Determine whether the infinite sequence converges or diverges. If it converges, find the limit.
{(1)(3)(5)...(2n-1) / (2n)^n}
For n > 2, you have
1*3*5/6*6*6 < 3/6^2
1*3*5*7/8*8*8*8 < 3/8^2
and so on. The nth term is less than 3/(2n)^2 so it converges to 0
To determine whether the infinite sequence converges or diverges, we need to analyze the behavior of each term in the sequence as n approaches infinity.
Let's start by simplifying the expression:
{(1)(3)(5)...(2n-1) / (2n)^n}
We can rewrite the numerator as (2n-1)!! to represent the product of all odd numbers from 1 to (2n-1). Similarly, we can rewrite the denominator as (2n)^n.
Now, we can rewrite the sequence as:
((2n-1)!!) / ((2n)^n)
Since the terms involve factorials, it's helpful to apply the ratio test, which states that if the limit of the absolute value of the ratio of consecutive terms is less than 1, then the series converges. Otherwise, if the limit is greater than 1 or approaches infinity, the series diverges.
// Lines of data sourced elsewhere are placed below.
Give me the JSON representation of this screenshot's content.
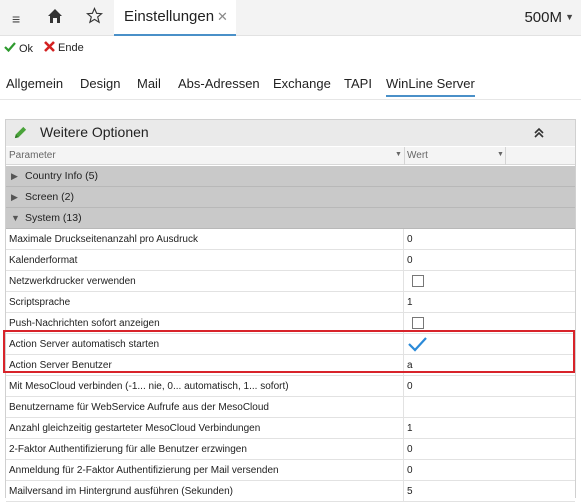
{
  "topbar": {
    "menu_icon": "hamburger-icon",
    "home_icon": "home-icon",
    "star_icon": "star-icon",
    "tab_label": "Einstellungen",
    "tab_close": "✕",
    "right_title": "500M",
    "right_chevron": "▼"
  },
  "toolbar": {
    "ok_label": "Ok",
    "ende_label": "Ende",
    "ok_color": "#2e9a2e",
    "ende_color": "#d32222"
  },
  "subtabs": {
    "allgemein": "Allgemein",
    "design": "Design",
    "mail": "Mail",
    "abs_adressen": "Abs-Adressen",
    "exchange": "Exchange",
    "tapi": "TAPI",
    "winline_server": "WinLine Server",
    "active": "WinLine Server"
  },
  "panel": {
    "title": "Weitere Optionen",
    "col_parameter": "Parameter",
    "col_wert": "Wert"
  },
  "groups": {
    "country": "Country Info (5)",
    "screen": "Screen (2)",
    "system": "System (13)"
  },
  "rows": [
    {
      "name": "Maximale Druckseitenanzahl pro Ausdruck",
      "value": "0"
    },
    {
      "name": "Kalenderformat",
      "value": "0"
    },
    {
      "name": "Netzwerkdrucker verwenden",
      "value": ""
    },
    {
      "name": "Scriptsprache",
      "value": "1"
    },
    {
      "name": "Push-Nachrichten sofort anzeigen",
      "value": ""
    },
    {
      "name": "Action Server automatisch starten",
      "value": ""
    },
    {
      "name": "Action Server Benutzer",
      "value": "a"
    },
    {
      "name": "Mit MesoCloud verbinden (-1... nie, 0... automatisch, 1... sofort)",
      "value": "0"
    },
    {
      "name": "Benutzername für WebService Aufrufe aus der MesoCloud",
      "value": ""
    },
    {
      "name": "Anzahl gleichzeitig gestarteter MesoCloud Verbindungen",
      "value": "1"
    },
    {
      "name": "2-Faktor Authentifizierung für alle Benutzer erzwingen",
      "value": "0"
    },
    {
      "name": "Anmeldung für 2-Faktor Authentifizierung per Mail versenden",
      "value": "0"
    },
    {
      "name": "Mailversand im Hintergrund ausführen (Sekunden)",
      "value": "5"
    }
  ],
  "colors": {
    "accent": "#4a90c8",
    "highlight": "#d8232a",
    "group_bg": "#c9c9c9",
    "check": "#2b8ad8"
  }
}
Let's apply the ratio test to our sequence:
lim(n->∞) |((2(n+1)-1)!! / ((2(n+1))^n) * ((2n)^n)/((2n-1)!!)|
We can simplify this limit:
lim(n->∞) |((2n+1)!! / (2n)!) * (2n)^n / ((2n-1)!!)|
Next, let's use the properties of factorials:
- (2n+1)!! = (2n+1) * (2n-1) * (2n-3) * ... * 3 * 1
- (2n)!! = (2n) * (2n-2) * (2n-4) * ... * 4 * 2
- (2n-1)!! = (2n-1) * (2n-3) * (2n-5) * ... * 3 * 1
- (2n-2)!! = (2n-2) * (2n-4) * (2n-6) * ... * 4 * 2
Simplifying the ratio further, we get:
lim(n->∞) |[1/(2n+1)] * [(2n)^n] / [1/(2n-1)]|
After canceling out similar terms, we have:
lim(n->∞) [1/(2n+1)] * [(2n)^n] * [(2n-1)]
Now, let's simplify the limit using properties of exponents:
lim(n->∞) [1/(2n+1)] * [(2n)^n] * [(2n-1)]
= [1/(2n+1)] * [(2n)^(2n/2)] * [(2n-1)]
= [1/(2n+1)] * [(2n)^2n] * [(2n-1)]
= [1/(2n+1)] * [2^(2n)] * [n^(2n)] * [(2n-1)]
Now, we can take the limit as n approaches infinity:
lim(n->∞) [1/(2n+1)] * [2^(2n)] * [n^(2n)] * [(2n-1)]
= 0 * ∞ * ∞ * ∞
Since we have an indeterminate form, further analysis is required. Let's apply L'Hopital's rule by taking the natural logarithm of the expression:
lim(n->∞) ln([1/(2n+1)] * [2^(2n)] * [n^(2n)] * [(2n-1)])
= lim(n->∞) ln[1/(2n+1)] + ln[2^(2n)] + ln[n^(2n)] + ln[(2n-1)]
Using logarithm properties, this becomes:
= lim(n->∞) ln[1/(2n+1)] + 2n*ln[2] + 2n*ln[n] + ln[(2n-1)]
Now, we can apply L'Hopital's rule to each term of the sum:
= lim(n->∞) [-(2)/(2n+1)] + 2ln[2] + 2ln[n] + [-(2)/(2n-1)]
Taking the limit, we find that all these terms approach zero except for 2ln[2]:
= 0 + 2ln[2] + 0 + 0
= 2ln[2]
Thus, the limit of the sequence is 2ln[2] as n approaches infinity.
Therefore, the infinite sequence converges, and its limit is 2ln[2].